How do we know the melting is caused by human activities?
Julienne: We know the heating is caused by humans, by measuring the carbon in the atmosphere and tracing where the carbon is coming from; there is a difference between natural carbon in the atmosphere and carbon from burning fossil fuels. It is hard to differentiate between natural warming and that caused by human activity. But when you create models and leave out the human caused CO2 levels in the atmosphere, none
of the models show this level of warming. Based on new climate models, a paper I have just published in Geophysical Research Letters [August 2012] estimates that 60% of the rate of decline in summer sea ice extent is due to human activities.

Nick: Arctic sea ice extent has gone down 10% per decade since the 1970s. The Arctic has had very substantial ice cover for the last 13 million years (shown by recent research on sediments). When it has reduced as a result of natural cycles it has done so over tens of
thousands of years. What is significant now is the speed with which sea ice cover is reducing.

What is the long term picture?
Nick: If the remaining 4 million sq. km of sea ice disappear in summer, that would equal adding 20 years’ worth of CO2 to the atmosphere (at today’s levels of CO2 emissions). In the 1970s we had 8 million sq. km of summer sea ice, so it has halved in the last 30 years.

Julienne: If we keep warming the atmosphere, the Arctic could be ice free in the summer by 2030. While natural climate variability could increase ice levels for a few years, it is on a downward long term trend. We have entered a new climate state in the Arctic – a new year
round warmer era.

This year is significant – we’re on the extreme end of current climate models. Our observation is that sea ice decline is happening much faster than most of the new IPCC models.

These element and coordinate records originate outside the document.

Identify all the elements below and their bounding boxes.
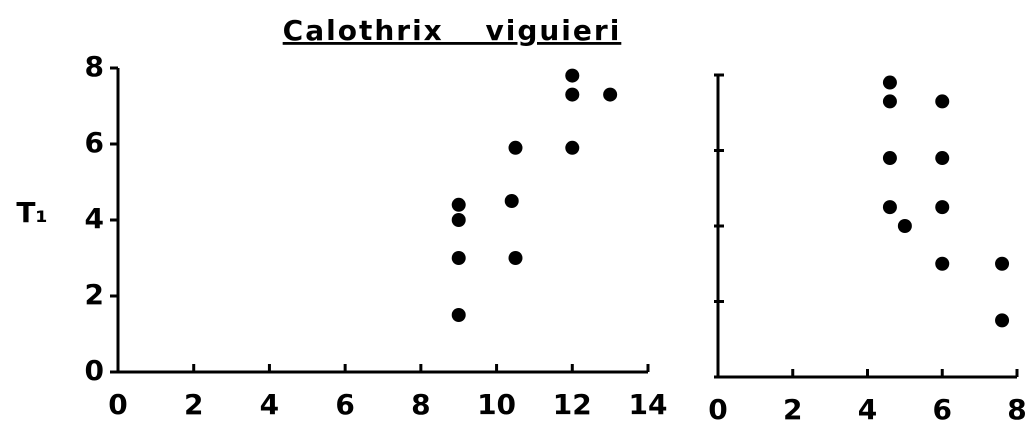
point (882, 75, 897, 90)
x-tick-label: 8 (411, 388, 430, 421)
point (565, 140, 580, 155)
point (995, 313, 1010, 328)
point (565, 87, 580, 102)
point (995, 256, 1010, 271)
x-tick-label: 10 (477, 388, 516, 421)
point (603, 87, 618, 102)
point (882, 151, 897, 166)
y-tick-label: 0 (85, 354, 104, 387)
point (935, 200, 950, 215)
point (451, 308, 466, 322)
x-tick-label: 4 (858, 393, 877, 426)
x-tick-label: 8 (1007, 393, 1026, 426)
x-tick-label: 2 (184, 388, 203, 421)
x-tick-label: 6 (933, 393, 952, 426)
point (451, 213, 466, 227)
x-tick-label: 12 (553, 388, 592, 421)
y-tick-label: 2 (85, 278, 104, 311)
chart-title: Calothrix viguieri (283, 14, 622, 47)
point (504, 194, 519, 208)
x-tick-label: 6 (335, 388, 354, 421)
x-tick-label: 0 (708, 393, 727, 426)
y-tick-label: 8 (85, 50, 104, 83)
point (451, 197, 466, 212)
point (565, 68, 580, 83)
point (935, 256, 950, 271)
y-axis-label: T₁ (16, 196, 47, 229)
x-tick-label: 14 (629, 388, 668, 421)
point (508, 140, 523, 155)
point (451, 251, 466, 265)
point (508, 251, 523, 265)
point (935, 151, 950, 166)
x-tick-label: 0 (108, 388, 127, 421)
point (897, 219, 912, 233)
point (935, 94, 950, 109)
x-tick-label: 4 (260, 388, 279, 421)
y-tick-label: 4 (85, 202, 104, 235)
y-tick-label: 6 (85, 126, 104, 159)
point (882, 94, 897, 109)
point (882, 200, 897, 215)
x-tick-label: 2 (783, 393, 802, 426)
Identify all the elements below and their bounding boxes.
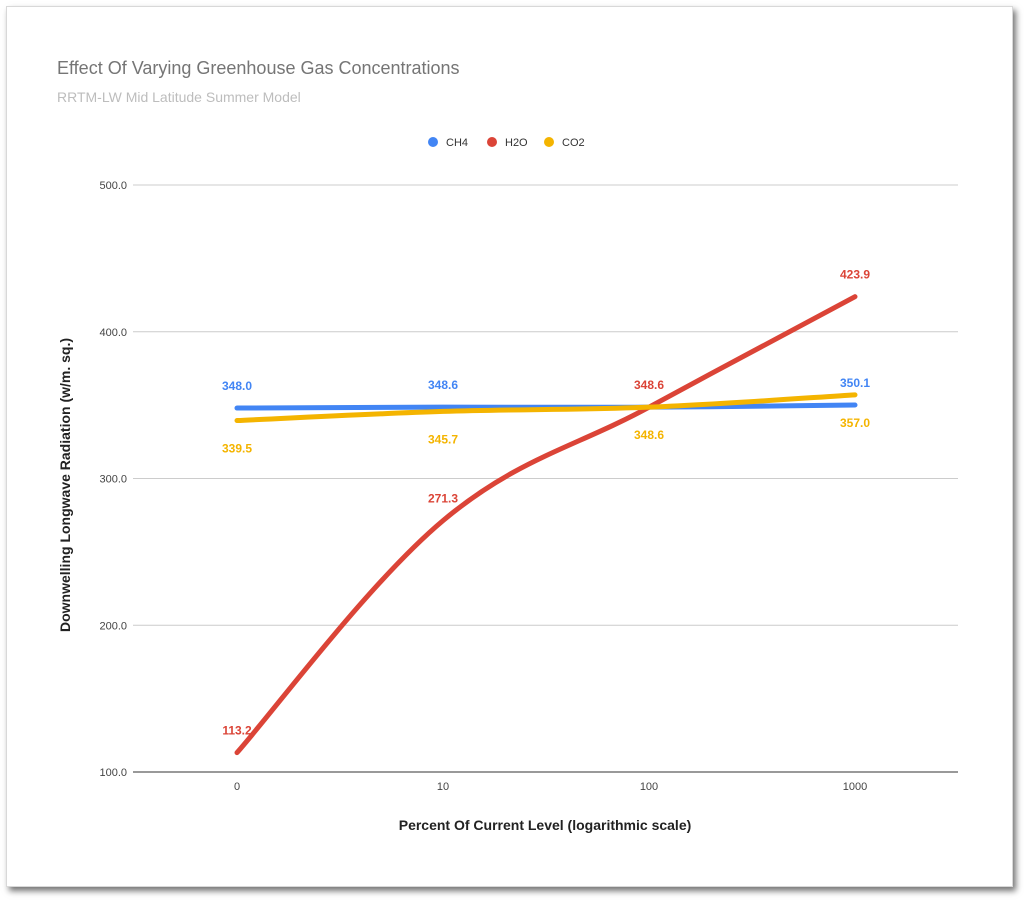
- x-tick-label: 0: [234, 781, 240, 793]
- legend-marker-ch4: [428, 137, 438, 147]
- y-tick-label: 100.0: [99, 767, 127, 779]
- y-tick-label: 500.0: [99, 180, 127, 192]
- chart-subtitle: RRTM-LW Mid Latitude Summer Model: [57, 89, 301, 105]
- x-tick-label: 1000: [843, 781, 867, 793]
- data-label-h2o: 423.9: [840, 268, 870, 282]
- chart-frame: [6, 6, 1013, 887]
- gridlines: [133, 184, 958, 773]
- legend-label-ch4: CH4: [446, 137, 468, 149]
- data-label-h2o: 113.2: [222, 724, 252, 738]
- data-label-h2o: 348.6: [634, 378, 664, 392]
- data-label-ch4: 348.0: [222, 379, 252, 393]
- x-tick-label: 10: [437, 781, 449, 793]
- y-tick-label: 300.0: [99, 474, 127, 486]
- data-label-co2: 345.7: [428, 432, 458, 446]
- x-axis-label: Percent Of Current Level (logarithmic sc…: [399, 817, 692, 833]
- series-lines: [234, 294, 858, 756]
- legend-marker-h2o: [487, 137, 497, 147]
- series-line-h2o: [234, 294, 858, 756]
- data-label-ch4: 350.1: [840, 376, 870, 390]
- data-label-co2: 357.0: [840, 416, 870, 430]
- y-axis-label: Downwelling Longwave Radiation (w/m. sq.…: [57, 338, 73, 632]
- series-line-co2: [234, 392, 858, 424]
- x-tick-labels: 0 10 100 1000: [234, 781, 867, 793]
- legend-label-h2o: H2O: [505, 137, 528, 149]
- legend: CH4 H2O CO2: [428, 137, 585, 149]
- y-tick-label: 200.0: [99, 620, 127, 632]
- legend-marker-co2: [544, 137, 554, 147]
- x-tick-label: 100: [640, 781, 658, 793]
- y-tick-label: 400.0: [99, 327, 127, 339]
- data-label-ch4: 348.6: [428, 378, 458, 392]
- data-label-h2o: 271.3: [428, 492, 458, 506]
- legend-label-co2: CO2: [562, 137, 585, 149]
- data-labels: 348.0 348.6 350.1 113.2 271.3 348.6 423.9 339.5…: [222, 268, 870, 738]
- data-label-co2: 348.6: [634, 428, 664, 442]
- chart-title: Effect Of Varying Greenhouse Gas Concent…: [57, 58, 460, 78]
- data-label-co2: 339.5: [222, 442, 252, 456]
- y-tick-labels: 100.0 200.0 300.0 400.0 500.0: [99, 180, 127, 779]
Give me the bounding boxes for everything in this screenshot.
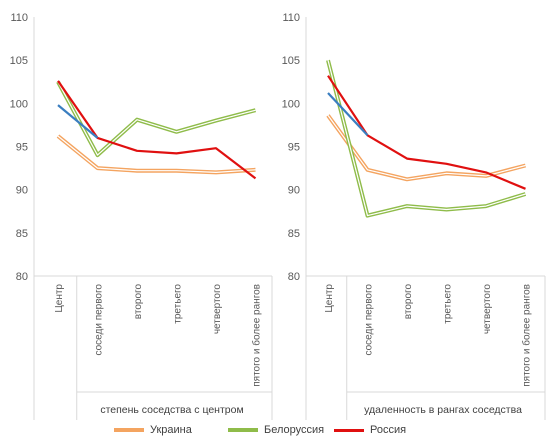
group-label: степень соседства с центром bbox=[100, 404, 243, 416]
y-tick-label: 95 bbox=[16, 142, 28, 154]
y-tick-label: 110 bbox=[282, 12, 300, 24]
series-line-1-inner bbox=[327, 60, 526, 217]
y-tick-label: 110 bbox=[10, 12, 28, 24]
x-tick-label: Центр bbox=[324, 284, 335, 313]
legend-label-ukraine: Украина bbox=[150, 424, 192, 436]
x-tick-label: Центр bbox=[54, 284, 65, 313]
blue-series-line bbox=[57, 104, 99, 139]
series-line-1-inner bbox=[57, 81, 256, 156]
x-tick-label: четвертого bbox=[482, 284, 493, 335]
charts-svg: 80 85 90 95 100 105 110 Центр соседи первого втор… bbox=[10, 12, 546, 420]
blue-series-line bbox=[327, 92, 369, 137]
legend-label-belarus: Белоруссия bbox=[264, 424, 325, 436]
y-tick-label: 105 bbox=[282, 55, 300, 67]
legend-label-russia: Россия bbox=[370, 424, 407, 436]
legend-item-ukraine: Украина bbox=[114, 420, 192, 440]
x-tick-label: пятого и более рангов bbox=[521, 284, 533, 387]
series-line-0 bbox=[56, 134, 256, 175]
y-tick-label: 85 bbox=[288, 228, 300, 240]
x-tick-label: второго bbox=[403, 284, 414, 320]
series-line-2 bbox=[57, 80, 257, 180]
x-tick-label: третьего bbox=[443, 284, 454, 324]
y-tick-label: 100 bbox=[10, 98, 28, 110]
y-tick-label: 90 bbox=[288, 185, 300, 197]
series-line-2 bbox=[327, 75, 526, 190]
y-tick-label: 80 bbox=[16, 271, 28, 283]
legend-swatch-belarus bbox=[228, 428, 258, 435]
y-tick-label: 95 bbox=[288, 142, 300, 154]
group-label: удаленность в рангах соседства bbox=[364, 404, 522, 416]
series-line-1 bbox=[326, 59, 527, 218]
x-tick-label: третьего bbox=[173, 284, 184, 324]
legend-swatch-ukraine bbox=[114, 428, 144, 435]
legend-item-russia: Россия bbox=[334, 420, 406, 440]
x-tick-label: четвертого bbox=[212, 284, 223, 335]
x-tick-label: пятого и более рангов bbox=[251, 284, 263, 387]
y-tick-label: 105 bbox=[10, 55, 28, 67]
x-tick-label: соседи первого bbox=[364, 284, 375, 356]
legend-swatch-russia bbox=[334, 428, 364, 432]
x-tick-label: соседи первого bbox=[94, 284, 105, 356]
y-tick-label: 90 bbox=[16, 185, 28, 197]
y-tick-label: 85 bbox=[16, 228, 28, 240]
legend-item-belarus: Белоруссия bbox=[228, 420, 324, 440]
x-tick-label: второго bbox=[133, 284, 144, 320]
legend: Украина Белоруссия Россия bbox=[0, 420, 547, 440]
y-tick-label: 100 bbox=[282, 98, 300, 110]
y-tick-label: 80 bbox=[288, 271, 300, 283]
series-line-0-inner bbox=[57, 135, 256, 173]
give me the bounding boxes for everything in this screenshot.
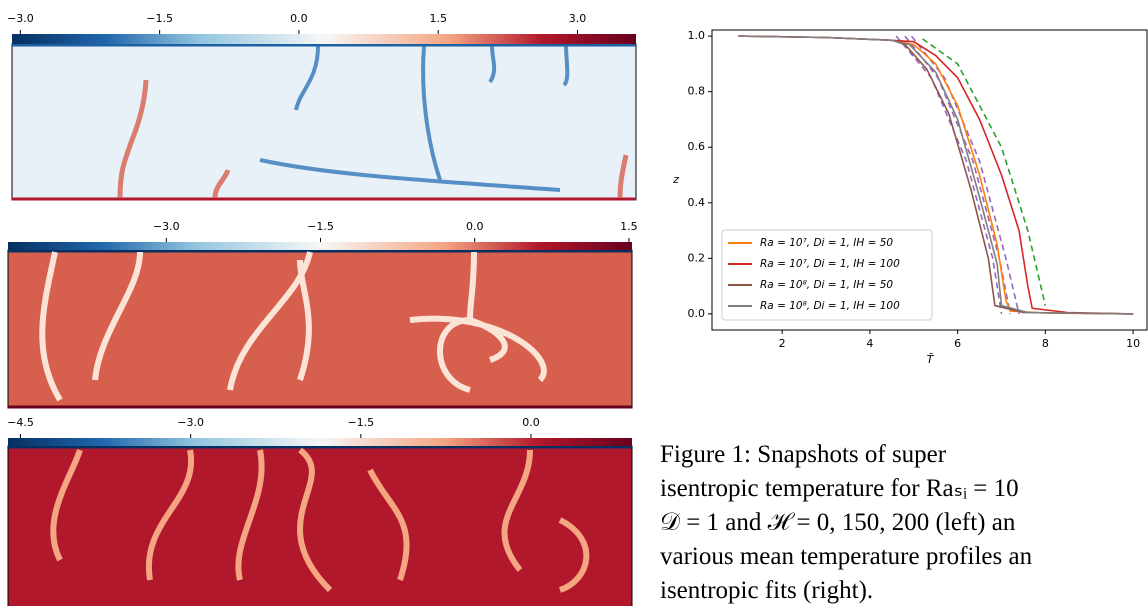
colorbar-tick-label: −1.5	[347, 416, 374, 429]
colorbar-tick-label: 1.5	[429, 12, 447, 25]
legend-box	[721, 229, 933, 321]
y-tick-label: 0.0	[688, 307, 706, 320]
snapshot-3	[7, 445, 633, 610]
caption-line: isentropic temperature for Raₛᵢ = 10	[660, 475, 1019, 502]
y-tick-label: 1.0	[688, 29, 706, 42]
x-axis-label: T̄	[927, 353, 935, 366]
colorbar	[8, 438, 632, 446]
x-tick-label: 4	[866, 337, 873, 350]
colorbar-tick-label: −3.0	[7, 12, 34, 25]
x-tick-label: 10	[1126, 337, 1140, 350]
colorbar-tick-label: 1.5	[620, 220, 638, 233]
colorbar-tick-label: −3.0	[153, 220, 180, 233]
colorbar-tick-label: −1.5	[307, 220, 334, 233]
colorbar-tick-label: −1.5	[146, 12, 173, 25]
x-tick-label: 8	[1042, 337, 1049, 350]
profile-line	[738, 35, 1134, 315]
colorbar	[8, 242, 632, 250]
snapshot-1	[11, 43, 637, 201]
legend-label: Ra = 10⁸, Di = 1, IH = 100	[760, 300, 900, 312]
y-tick-label: 0.4	[688, 196, 706, 209]
caption-line: isentropic fits (right).	[660, 577, 873, 604]
colorbar-tick-label: 0.0	[466, 220, 484, 233]
x-tick-label: 6	[954, 337, 961, 350]
y-tick-label: 0.2	[688, 251, 706, 264]
fit-line	[910, 35, 1020, 315]
caption-line: various mean temperature profiles an	[660, 543, 1033, 570]
y-tick-label: 0.8	[688, 85, 706, 98]
legend-label: Ra = 10⁸, Di = 1, IH = 50	[760, 279, 893, 291]
colorbar	[12, 34, 636, 44]
caption-line: Figure 1: Snapshots of super	[660, 441, 947, 468]
colorbar-tick-label: −3.0	[177, 416, 204, 429]
colorbars: −3.0 −1.5 0.0 1.5 3.0 −3.0 −1.5 0.0 1.5 −4.5 −3.0 −…	[7, 12, 638, 446]
plot-frame	[711, 29, 1148, 331]
fit-line	[922, 38, 1047, 306]
caption-line: 𝒟 = 1 and ℋ = 0, 150, 200 (left) an	[660, 509, 1016, 536]
y-axis-label: z	[672, 173, 679, 186]
legend-label: Ra = 10⁷, Di = 1, IH = 100	[760, 258, 900, 270]
colorbar-tick-label: 3.0	[569, 12, 587, 25]
snapshot-2	[7, 249, 633, 409]
legend-label: Ra = 10⁷, Di = 1, IH = 50	[760, 237, 893, 249]
x-tick-label: 2	[779, 337, 786, 350]
caption: Figure 1: Snapshots of super isentropic t…	[660, 441, 1033, 604]
profile-chart: 2 4 6 8 10 0.0 0.2 0.4 0.6 0.8 1.0 T̄ z Ra = 10⁷, Di …	[672, 29, 1148, 366]
colorbar-tick-label: 0.0	[522, 416, 540, 429]
y-tick-label: 0.6	[688, 140, 706, 153]
fit-line	[895, 35, 1003, 315]
colorbar-tick-label: −4.5	[7, 416, 34, 429]
colorbar-tick-label: 0.0	[290, 12, 308, 25]
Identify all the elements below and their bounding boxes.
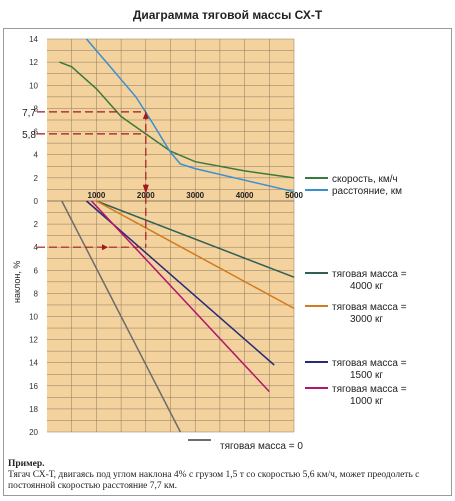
y-tick-label-lower: 10: [29, 313, 38, 322]
y-tick-label-lower: 2: [34, 220, 39, 229]
y-tick-label-lower: 6: [34, 266, 39, 275]
y-tick-label-lower: 14: [29, 359, 38, 368]
y-tick-label-upper: 6: [34, 128, 39, 137]
legend-mass-3000-text: 3000 кг: [350, 314, 383, 325]
legend-mass-1500-text: тяговая масса =: [332, 358, 407, 369]
y-tick-label-upper: 10: [29, 81, 38, 90]
chart-title: Диаграмма тяговой массы СХ-Т: [132, 8, 323, 22]
y-tick-label-upper: 12: [29, 58, 38, 67]
y-tick-label-upper: 0: [34, 197, 39, 206]
chart-frame: [3, 28, 452, 496]
series-line-mass-3000: [96, 200, 295, 310]
marker-label-distance: 7,7: [22, 108, 36, 119]
legend-mass-3000-text: тяговая масса =: [332, 302, 407, 313]
y-tick-label-upper: 8: [34, 104, 39, 113]
y-tick-label-upper: 14: [29, 35, 38, 44]
series-line-distance: [85, 38, 295, 193]
y-tick-label-lower: 8: [34, 289, 39, 298]
example-text: Тягач СХ-Т, двигаясь под углом наклона 4…: [8, 470, 420, 491]
legend-mass-1500-text: 1500 кг: [350, 370, 383, 381]
legend-mass-1000-text: 1000 кг: [350, 396, 383, 407]
x-tick-label: 1000: [88, 191, 106, 200]
legend-mass-4000-text: тяговая масса =: [332, 269, 407, 280]
y-tick-label-lower: 18: [29, 405, 38, 414]
series-line-mass-4000: [96, 200, 295, 278]
legend-distance-text: расстояние, км: [332, 186, 402, 197]
y-tick-label-upper: 2: [34, 174, 39, 183]
y-tick-label-upper: 4: [34, 151, 39, 160]
series-line-mass-1000: [90, 200, 270, 393]
y-axis-label: наклон, %: [12, 261, 22, 303]
example-heading: Пример.: [8, 459, 45, 469]
x-tick-label: 3000: [186, 191, 204, 200]
series-line-mass-0: [61, 200, 182, 433]
example-note: Пример. Тягач СХ-Т, двигаясь под углом н…: [8, 459, 448, 492]
example-arrow-down: [142, 184, 149, 195]
x-tick-label: 2000: [137, 191, 155, 200]
y-tick-label-lower: 12: [29, 336, 38, 345]
example-arrow-up: [142, 111, 149, 119]
y-tick-label-lower: 4: [34, 243, 39, 252]
legend-mass-0-text: тяговая масса = 0: [220, 441, 303, 452]
legend-speed-text: скорость, км/ч: [332, 174, 398, 185]
series-line-speed: [59, 61, 295, 179]
x-tick-label: 4000: [236, 191, 254, 200]
y-tick-label-lower: 20: [29, 428, 38, 437]
example-arrow-right: [102, 244, 108, 251]
y-tick-label-lower: 16: [29, 382, 38, 391]
legend-mass-4000-text: 4000 кг: [350, 281, 383, 292]
x-tick-label: 5000: [285, 191, 303, 200]
legend-mass-1000-text: тяговая масса =: [332, 384, 407, 395]
marker-label-speed: 5,8: [22, 130, 36, 141]
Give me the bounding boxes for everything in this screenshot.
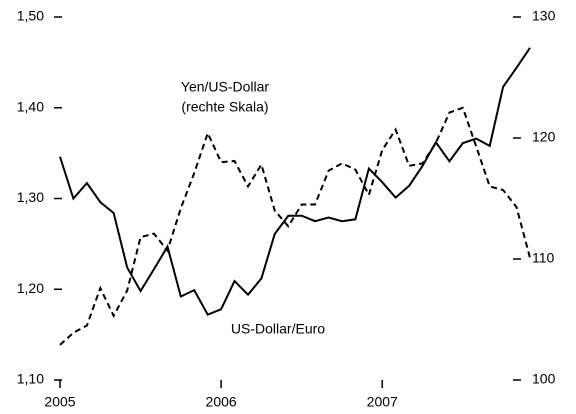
y-tick-label: 1,30 <box>17 189 44 205</box>
y-tick-label: 1,50 <box>17 8 44 24</box>
y2-tick-label: 110 <box>532 250 555 266</box>
annotation: (rechte Skala) <box>181 99 268 115</box>
y2-tick-label: 100 <box>532 371 556 387</box>
y2-tick-label: 130 <box>532 8 556 24</box>
x-tick-label: 2007 <box>367 394 398 410</box>
y-tick-label: 1,10 <box>17 371 44 387</box>
annotation: Yen/US-Dollar <box>181 79 270 95</box>
y-tick-label: 1,20 <box>17 280 44 296</box>
annotation: US-Dollar/Euro <box>231 321 325 337</box>
y2-tick-label: 120 <box>532 129 556 145</box>
x-tick-label: 2006 <box>206 394 237 410</box>
x-tick-label: 2005 <box>44 394 75 410</box>
series-line <box>59 47 531 316</box>
series-line <box>59 106 531 346</box>
y-tick-label: 1,40 <box>17 98 44 114</box>
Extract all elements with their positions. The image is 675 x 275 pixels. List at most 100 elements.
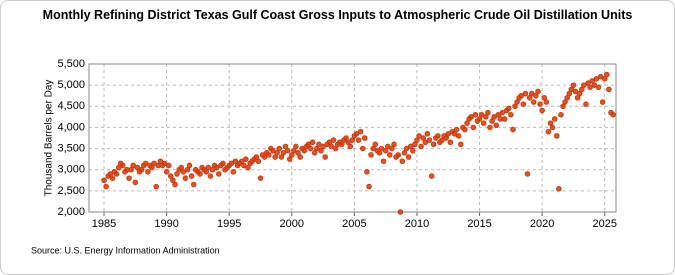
point — [447, 139, 454, 146]
point — [376, 150, 383, 156]
point — [255, 158, 262, 165]
point — [489, 118, 495, 124]
point — [349, 137, 356, 143]
y-tick-label: 4,000 — [57, 121, 85, 133]
point — [163, 169, 170, 175]
x-tick-label: 2025 — [592, 218, 616, 230]
point — [172, 181, 178, 188]
point — [145, 169, 151, 175]
chart-title: Monthly Refining District Texas Gulf Coa… — [42, 8, 633, 22]
y-tick-label: 4,500 — [57, 100, 85, 112]
point — [368, 152, 374, 158]
point — [428, 173, 435, 179]
point — [401, 150, 408, 156]
point — [257, 175, 264, 181]
point — [274, 150, 280, 156]
point — [138, 166, 145, 173]
point — [101, 177, 107, 184]
point — [455, 133, 462, 139]
point — [462, 126, 468, 133]
point — [470, 124, 477, 131]
point — [604, 71, 610, 78]
y-tick-label: 3,000 — [57, 164, 85, 176]
point — [526, 95, 533, 101]
point — [186, 162, 193, 169]
point — [543, 99, 550, 105]
point — [119, 162, 126, 169]
point — [545, 128, 552, 135]
point — [457, 141, 464, 148]
y-tick-label: 2,500 — [57, 185, 85, 197]
point — [424, 130, 431, 137]
point — [395, 152, 401, 158]
point — [501, 116, 508, 122]
point — [297, 154, 303, 160]
point — [499, 109, 506, 116]
x-tick-label: 2020 — [530, 218, 554, 230]
point — [286, 156, 293, 162]
x-tick-label: 1985 — [92, 218, 116, 230]
point — [514, 99, 520, 105]
point — [347, 143, 354, 150]
point — [512, 103, 518, 110]
point — [132, 179, 139, 186]
point — [295, 150, 301, 156]
point — [599, 99, 606, 105]
point — [243, 156, 249, 162]
point — [284, 147, 291, 154]
point — [418, 143, 424, 150]
point — [220, 160, 226, 167]
point — [555, 185, 562, 192]
point — [142, 160, 149, 167]
point — [180, 169, 187, 175]
point — [309, 139, 316, 146]
point — [593, 76, 600, 82]
point — [330, 137, 337, 143]
point — [510, 126, 516, 133]
x-tick-label: 2010 — [405, 218, 429, 230]
point — [130, 162, 136, 169]
point — [113, 171, 120, 177]
point — [564, 95, 570, 101]
point — [359, 145, 366, 152]
point — [568, 86, 575, 93]
plot-frame — [88, 63, 617, 213]
point — [468, 114, 474, 120]
point — [549, 124, 556, 131]
point — [276, 145, 283, 152]
point — [562, 99, 568, 105]
point — [426, 137, 433, 143]
point — [412, 141, 418, 148]
point — [493, 122, 500, 129]
point — [414, 137, 420, 143]
point — [280, 150, 287, 156]
point — [443, 135, 449, 141]
point — [380, 158, 387, 165]
point — [372, 141, 379, 148]
point — [387, 152, 393, 158]
point — [216, 171, 222, 177]
y-tick-label: 5,000 — [57, 79, 85, 91]
point — [420, 135, 427, 141]
point — [301, 147, 308, 154]
point — [581, 82, 587, 88]
point — [583, 101, 589, 107]
x-tick-label: 1990 — [154, 218, 178, 230]
point — [366, 183, 372, 190]
point — [343, 135, 349, 141]
x-tick-label: 2015 — [467, 218, 491, 230]
point — [307, 145, 314, 152]
point — [293, 143, 299, 150]
point — [558, 111, 564, 118]
point — [109, 175, 116, 181]
point — [505, 105, 512, 112]
point — [339, 141, 345, 148]
point — [170, 177, 176, 184]
point — [520, 101, 527, 107]
point — [207, 173, 214, 179]
point — [245, 164, 251, 171]
source-note: Source: U.S. Energy Information Administ… — [31, 245, 220, 255]
point — [322, 154, 329, 160]
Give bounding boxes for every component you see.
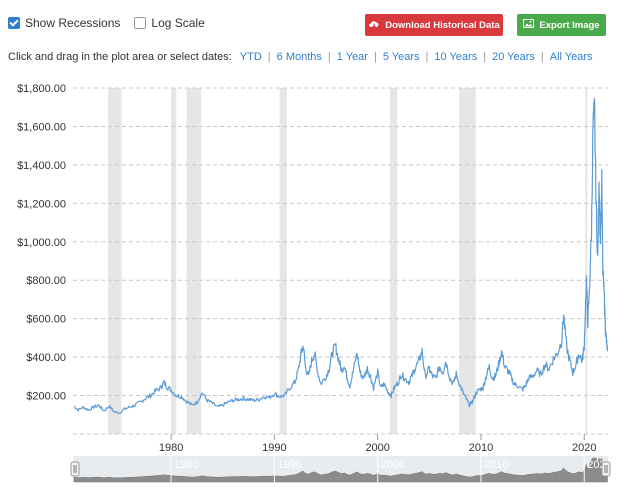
y-tick-label: $200.00 <box>26 391 66 403</box>
navigator-handle-right[interactable] <box>601 461 611 477</box>
recession-band <box>459 88 476 434</box>
navigator-label: 1990 <box>277 459 301 471</box>
range-separator: | <box>425 51 429 63</box>
toggle-row: Show Recessions Log Scale <box>8 16 219 30</box>
navigator-handle-left[interactable] <box>70 461 80 477</box>
range-option-20-years[interactable]: 20 Years <box>492 51 535 63</box>
date-range-selector: Click and drag in the plot area or selec… <box>8 51 593 63</box>
y-tick-label: $1,600.00 <box>17 121 66 133</box>
export-button-label: Export Image <box>539 19 600 31</box>
y-tick-label: $1,200.00 <box>17 198 66 210</box>
range-separator: | <box>540 51 544 63</box>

What are the impacts on areas of the world beyond the Arctic?
Nick: The ice is a big cooling system and the earth’s weather patterns depend on it. There will not be the same dispersion of cold and heat – for example, warm water currents will not move past Britain any more – making it less temperate. Britain is actually at the same latitude as Siberia and is made warmer by the North Atlantic current.

Julienne: The Arctic drives Northern Hemisphere weather patterns. Open water absorbs heat, which is transferred into the atmosphere, making the atmosphere warmer. This alters the movement of air, which changes the jet stream. The wind speed becomes slower, extreme weather conditions stay longer, producing drought conditions in the US for example. It is very early to be sure of this, but it does make physical sense.

How do you think the world will respond?
Nick: It’s disturbing that we have changed the face of the planet in a way we can visually see. But people won’t really change until it affects them on a day to day level.

Julienne: I hope that this year’s sea ice loss will have an impact on the US government and change thinking.